De forma consciente o inconsciente, la gente tiende a pensar que las tormentas llamadas Christina o Victoria serán menos peligrosas que Alexander o Victor. Esto es lo que propone un nuevo estudio realizado en la Universidad de Illinois (EEUU) y publicado esta semana en PNAS.

El trabajo ha analizado las bajas registradas por huracanes entre 1950 y 2012. Estadísticamente, los huracanes femeninos causan más bajas. Para conformar su hipótesis, los investigadores encuestaron a más de 300 personas sobre su percepción del riesgo que supondrán huracanes previstos para 2014.

En la actualidad, la Organización Meteorológica Mundial es la encargada de darle un nombre a los huracanes, alternando entre uno masculino y uno femenino. En el estudio, los encuestados tuvieron que estimar el riesgo que supondrán cinco huracanes macho y otros cinco hembra previstos para 2014. Los resultados indican que Arthur, Cristobal, Omar, Kyle y Marco eran percibidos por la mayoría de encuestados como más peligrosos que Bertha, Dolly, Fay, Laura y Hanna.

“La gente parece estar usando sus creencias sobre cómo se comportan los hombres y las mujeres para estimar cómo de intensa será una tormenta”, ha explicado Sharon Shavitt, coautor del estudio, en una nota de prensa de su institución. “Esto hace a un huracán con nombre de mujer, especialmente uno con un nombre muy femenino como Belle o Cindy, parecer más suave o menos violento”, asegura el investigador.

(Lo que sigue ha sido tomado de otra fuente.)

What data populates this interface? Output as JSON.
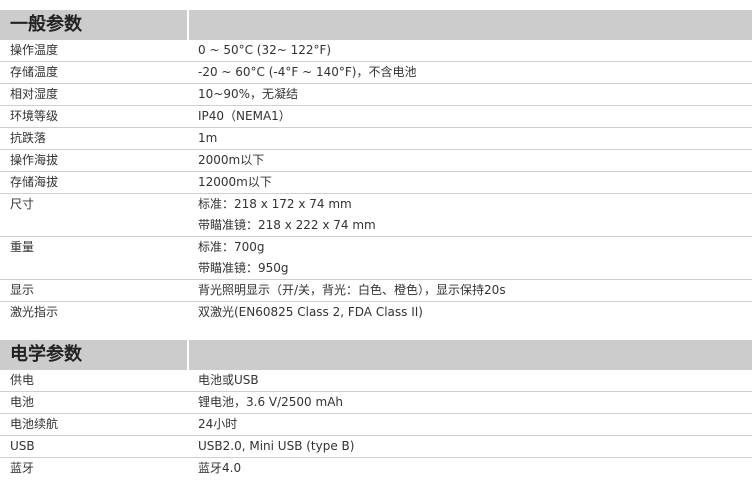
{
  "sections": [
    {
      "title": "一般参数",
      "rows": [
        {
          "label": "操作温度",
          "values": [
            "0 ~ 50°C (32~ 122°F)"
          ]
        },
        {
          "label": "存储温度",
          "values": [
            "-20 ~ 60°C (-4°F ~ 140°F)，不含电池"
          ]
        },
        {
          "label": "相对湿度",
          "values": [
            "10~90%，无凝结"
          ]
        },
        {
          "label": "环境等级",
          "values": [
            "IP40（NEMA1）"
          ]
        },
        {
          "label": "抗跌落",
          "values": [
            "1m"
          ]
        },
        {
          "label": "操作海拔",
          "values": [
            "2000m以下"
          ]
        },
        {
          "label": "存储海拔",
          "values": [
            "12000m以下"
          ]
        },
        {
          "label": "尺寸",
          "values": [
            "标准：218 x 172 x 74 mm",
            "带瞄准镜：218 x 222 x 74 mm"
          ]
        },
        {
          "label": "重量",
          "values": [
            "标准：700g",
            "带瞄准镜：950g"
          ]
        },
        {
          "label": "显示",
          "values": [
            "背光照明显示（开/关，背光：白色、橙色），显示保持20s"
          ]
        },
        {
          "label": "激光指示",
          "values": [
            "双激光(EN60825 Class 2, FDA Class II)"
          ]
        }
      ]
    },
    {
      "title": "电学参数",
      "rows": [
        {
          "label": "供电",
          "values": [
            "电池或USB"
          ]
        },
        {
          "label": "电池",
          "values": [
            "锂电池，3.6 V/2500 mAh"
          ]
        },
        {
          "label": "电池续航",
          "values": [
            "24小时"
          ]
        },
        {
          "label": "USB",
          "values": [
            "USB2.0, Mini USB (type B)"
          ]
        },
        {
          "label": "蓝牙",
          "values": [
            "蓝牙4.0"
          ]
        }
      ]
    }
  ]
}
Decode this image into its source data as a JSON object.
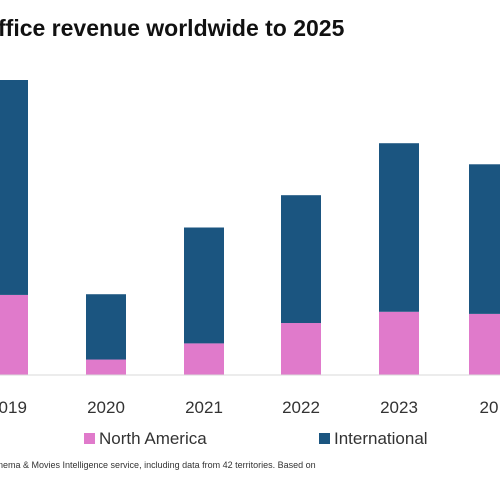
{
  "chart_data": {
    "type": "bar",
    "stacked": true,
    "title": "ffice revenue worldwide to 2025",
    "categories": [
      "2019",
      "2020",
      "2021",
      "2022",
      "2023",
      "20"
    ],
    "series": [
      {
        "name": "North America",
        "color": "#E07ACB",
        "values": [
          11.4,
          2.2,
          4.5,
          7.4,
          9.0,
          8.7
        ]
      },
      {
        "name": "International",
        "color": "#1B5580",
        "values": [
          30.6,
          9.3,
          16.5,
          18.2,
          24.0,
          21.3
        ]
      }
    ],
    "ylim": [
      0,
      42
    ],
    "legend_position": "bottom",
    "grid": false,
    "source_note": "nema & Movies Intelligence service, including data from 42 territories.  Based on"
  }
}
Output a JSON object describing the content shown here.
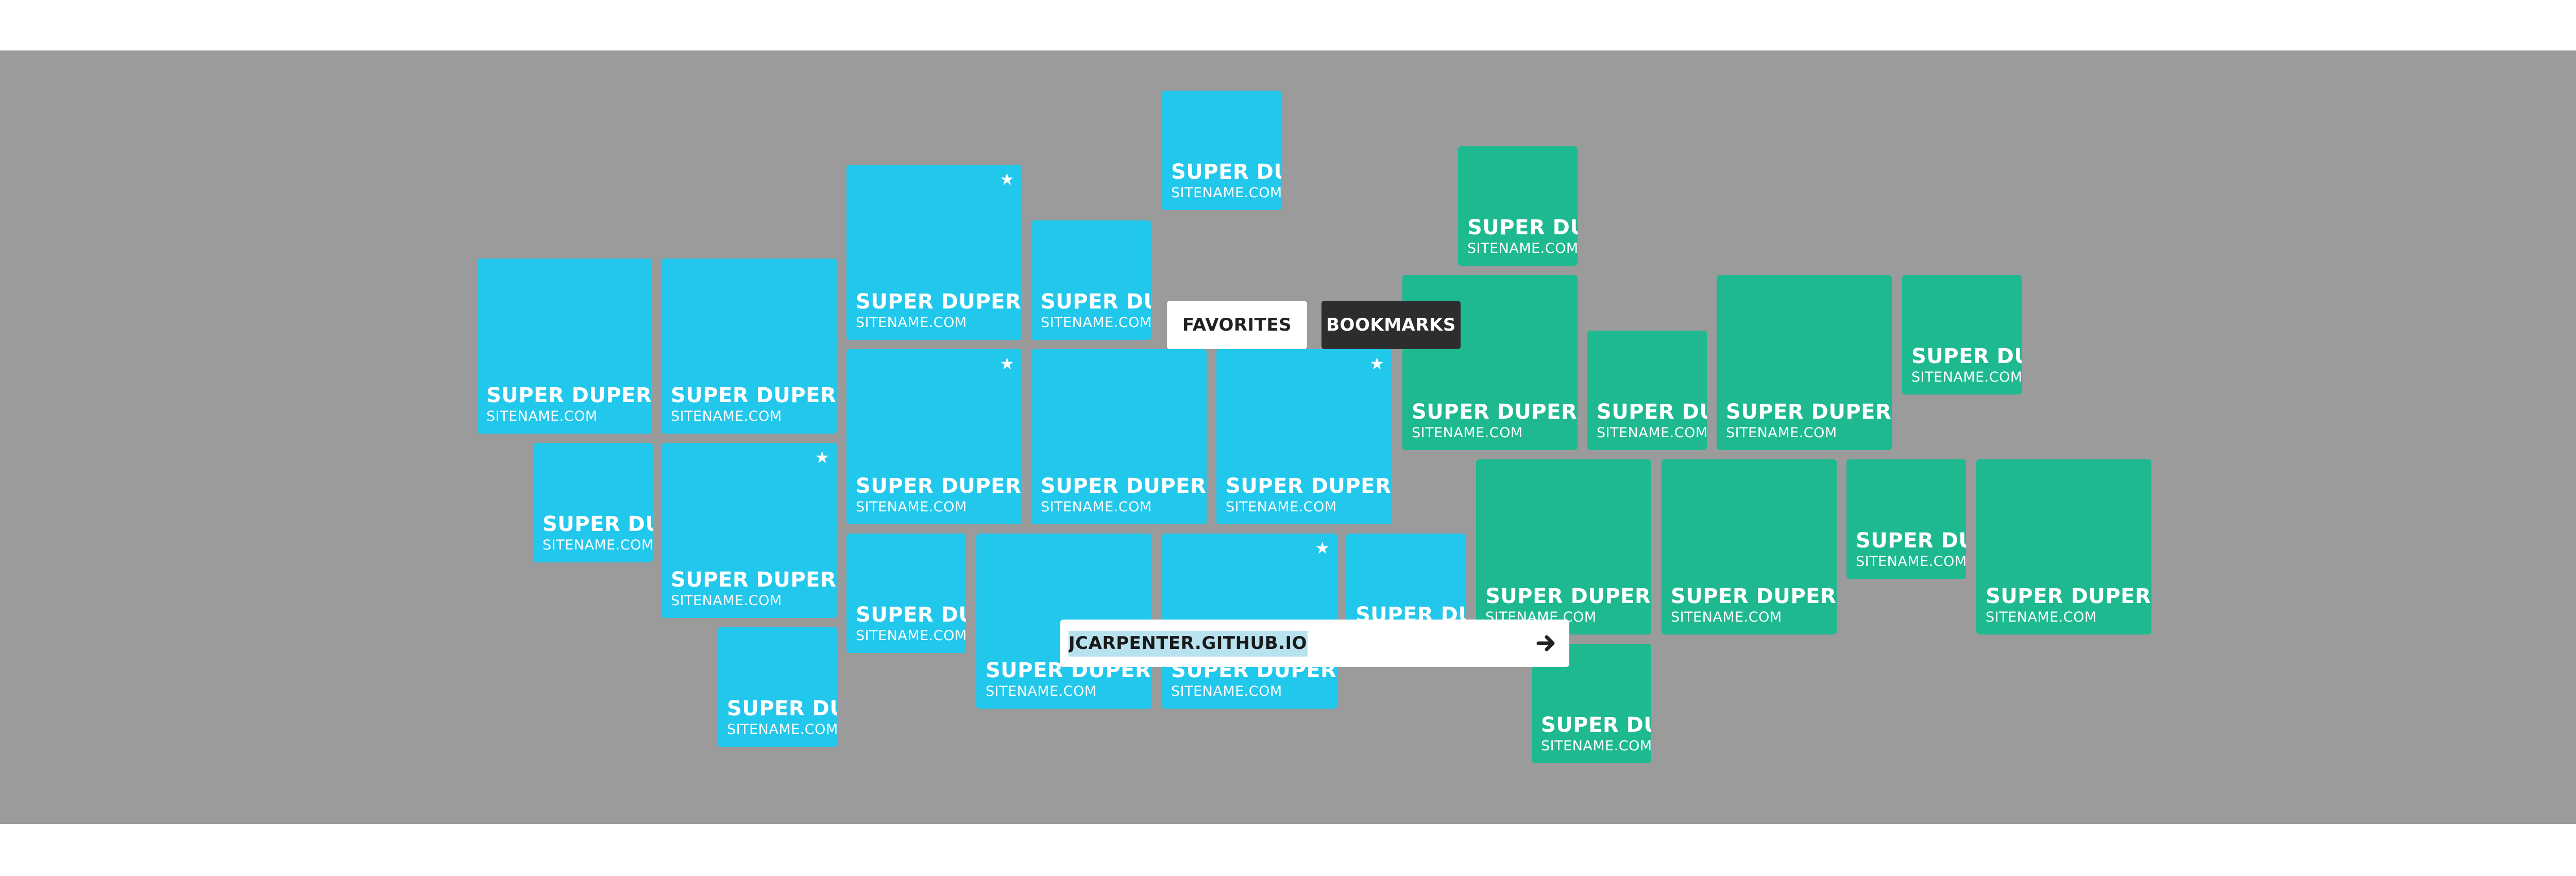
{
  "tiles": [
    {
      "label": "SUPER DUPER",
      "url": "SITENAME.COM",
      "color": "blue"
    },
    {
      "label": "SUPER DUPER",
      "url": "SITENAME.COM",
      "color": "blue"
    },
    {
      "label": "SUPER DU",
      "url": "SITENAME.COM",
      "color": "blue"
    },
    {
      "label": "SUPER DUPER",
      "url": "SITENAME.COM",
      "color": "blue",
      "starred": true
    },
    {
      "label": "SUPER DU",
      "url": "SITENAME.COM",
      "color": "blue"
    },
    {
      "label": "SUPER DUPER",
      "url": "SITENAME.COM",
      "color": "blue",
      "starred": true
    },
    {
      "label": "SUPER DU",
      "url": "SITENAME.COM",
      "color": "blue"
    },
    {
      "label": "SUPER DU",
      "url": "SITENAME.COM",
      "color": "blue"
    },
    {
      "label": "SUPER DUPER",
      "url": "SITENAME.COM",
      "color": "blue",
      "starred": true
    },
    {
      "label": "SUPER DUPER",
      "url": "SITENAME.COM",
      "color": "blue"
    },
    {
      "label": "SUPER DUPER",
      "url": "SITENAME.COM",
      "color": "blue",
      "starred": true
    },
    {
      "label": "SUPER DU",
      "url": "SITENAME.COM",
      "color": "blue"
    },
    {
      "label": "SUPER DUPER",
      "url": "SITENAME.COM",
      "color": "blue"
    },
    {
      "label": "SUPER DUPER",
      "url": "SITENAME.COM",
      "color": "blue",
      "starred": true
    },
    {
      "label": "SUPER DU",
      "url": "SITENAME.COM",
      "color": "blue"
    },
    {
      "label": "SUPER DU",
      "url": "SITENAME.COM",
      "color": "green"
    },
    {
      "label": "SUPER DUPER",
      "url": "SITENAME.COM",
      "color": "green"
    },
    {
      "label": "SUPER DU",
      "url": "SITENAME.COM",
      "color": "green"
    },
    {
      "label": "SUPER DUPER",
      "url": "SITENAME.COM",
      "color": "green"
    },
    {
      "label": "SUPER DU",
      "url": "SITENAME.COM",
      "color": "green"
    },
    {
      "label": "SUPER DUPER",
      "url": "SITENAME.COM",
      "color": "green"
    },
    {
      "label": "SUPER DUPER",
      "url": "SITENAME.COM",
      "color": "green"
    },
    {
      "label": "SUPER DU",
      "url": "SITENAME.COM",
      "color": "green"
    },
    {
      "label": "SUPER DUPER",
      "url": "SITENAME.COM",
      "color": "green"
    },
    {
      "label": "SUPER DU",
      "url": "SITENAME.COM",
      "color": "green"
    }
  ],
  "tabs": {
    "favorites": "FAVORITES",
    "bookmarks": "BOOKMARKS"
  },
  "url_bar": {
    "value": "JCARPENTER.GITHUB.IO",
    "go_icon": "arrow-right-icon"
  },
  "colors": {
    "blue_tile": "#22c7ec",
    "green_tile": "#1eb990",
    "background": "#9b9b9b",
    "bookmarks_tab": "#2d2d2d"
  }
}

Shavitt y el resto de su equipo alertan de que este aparente sesgo en la percepción del riesgo por creencias machistas es un baldón para el método actual para nombrar huracanes y que los políticos, los meteorólogos y los medios deberían tenerlos en cuenta a la hora de alertar a la población cuando llegan estas tormentas.

Pero el estudio puede no bastar para demostrar esa conexión entre las bajas en huracanes y posibles sesgos de género. Por nombrar solo dos problemas, la muestra, a pesar de abarcar seis décadas, tiene un total de 94 tormentas. A esto se suma el hecho de que hasta 1979 los nombres que se les daba a estas tormentas eran siempre de mujer, una costumbre con la que los meteorólogos querían expresar el carácter impredecible de estas tormentas, según explica la Universidad de Illinois. En 1979 se cambió el modelo por el actual, que alterna un nombre de cada sexo.

Los investigadores aseguran que, si se estudian las bajas antes y después de ese año, los resultados fundamentales del estudio se mantienen, aunque reconocen que la muestra es entonces demasiado pequeña como para ser representativa. Además en las encuestas sí hay nombres femeninos que son percibidos como más peligrosos que otros masculinos.

Varios expertos han ensalzado el trabajo por “abrir una nueva caja de los truenos” sobre los prejuicios machistas. Otros alertan de que es pronto para darlos por buenos y cambiar el sistema para bautizar tormentas. Queda por ver si este año huracanes como Omar o Cristobal serán menos cruentos que Dolly o Fay.